Secondo i dati raccolti dall’Associazione Medici di Origine Straniera in Italia (Amsi), i casi continuano ad aumentare. Boom di professioniste straniere vittime di discriminazione.
Negli ultimi tre anni, l’Italia ha registrato un preoccupante incremento del 40% nei casi di violenza fisica e psicologica contro le donne che operano nel settore sanitario. Secondo un’analisi condotta dall’Associazione Medici di Origine Straniera in Italia (Amsi), in collaborazione con l’Unione Medica Euromediterranea e il movimento internazionale Uniti per Unire, l’estate in corso è stata particolarmente critica, con una media di aggressioni senza precedenti negli ultimi dieci anni. Tra il primo e il 20 agosto, infatti, non c’è stato un solo giorno in cui un medico o un infermiere non sia stato vittima di violenze.
L’80% delle vittime sono donne, spesso bersaglio di pugni, calci e, in casi estremi, aggressioni sessuali. L’allarme lanciato dal presidente di Amsi, Umem e Uniti per Unire, Foad Aodi, non riguarda solo l’Italia, ma tutta l’Europa, con un aumento esponenziale di episodi di violenza anche nei Paesi in via di sviluppo. A livello globale, l’indagine, che incrocia i dati provenienti da 120 Paesi, evidenzia un aumento del 42% delle aggressioni contro i professionisti della sanità. In Europa, il 40% degli operatori sanitari ha subito almeno una violenza, mentre nei Paesi in via di sviluppo questa percentuale sale al 95% tra le donne.
Aodi sottolinea inoltre che le aggressioni non si limitano a quelle fisiche e psicologiche, ma includono anche discriminazioni, soprattutto contro le professioniste di origine straniera, fenomeno che ha visto un’impennata del 35% in Italia negli ultimi mesi. Gli episodi si verificano principalmente nei pronto soccorso, seguiti dagli interventi del 118 e dai reparti di psichiatria. Secondo Aodi, i medici e gli infermieri stanno pagando il prezzo dell’insoddisfazione dei cittadini, esasperati dai disservizi e dalle carenze degli ospedali. A suo avviso, la politica deve intervenire con leggi mirate, ma è necessario anche un cambiamento nella mentalità dei cittadini.
Recenti episodi di violenza in Puglia hanno ulteriormente alimentato il dibattito. In meno di una settimana, due dottoresse impegnate in servizi di guardia medica sono state aggredite e si sono dimesse per tutelare la propria sicurezza. Prima di Ferragosto, una dottoressa di 37 anni in servizio a Minervino di Lecce è stata aggredita durante una visita domiciliare dal marito di una paziente, insoddisfatto della terapia prescritta. Pochi giorni prima, a Maruggio (Taranto), una specializzanda in urologia di 32 anni è stata vittima di un’aggressione verbale e fisica da parte di una coppia di turisti che l’hanno minacciata di morte.
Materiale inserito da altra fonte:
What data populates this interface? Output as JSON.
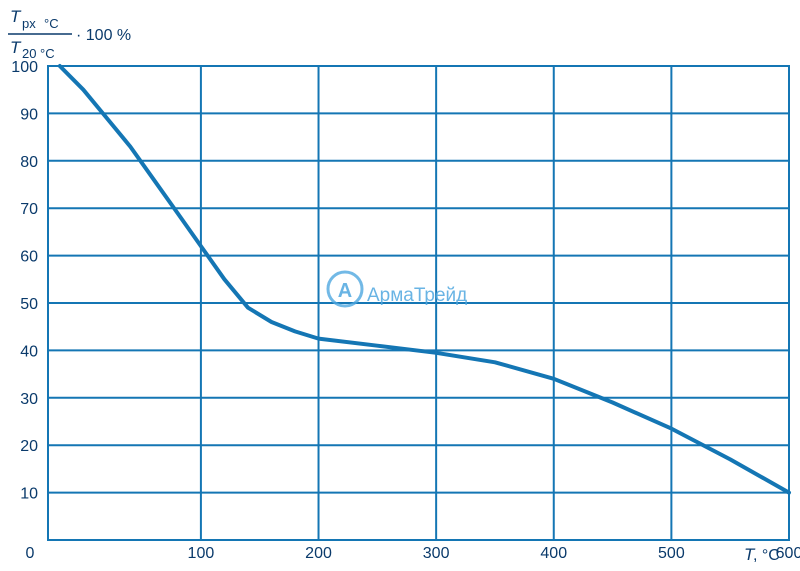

Questi episodi hanno scatenato la reazione delle associazioni di categoria. Ludovico Abbaticchio, presidente del Sindacato Medici Italiani (Smi), ha provocatoriamente suggerito di “armare” i medici per difendersi dall’escalation di violenze. “Non è più accettabile che in zone isolate e in ambienti non idonei i medici siano esposti a rischi di aggressioni sia verbali che fisiche”, ha dichiarato Abbaticchio, aggiungendo che è necessario investire in strutture adeguate per garantire la sicurezza dei medici, prima che si arrivi all’estremo di richiedere il porto d’armi.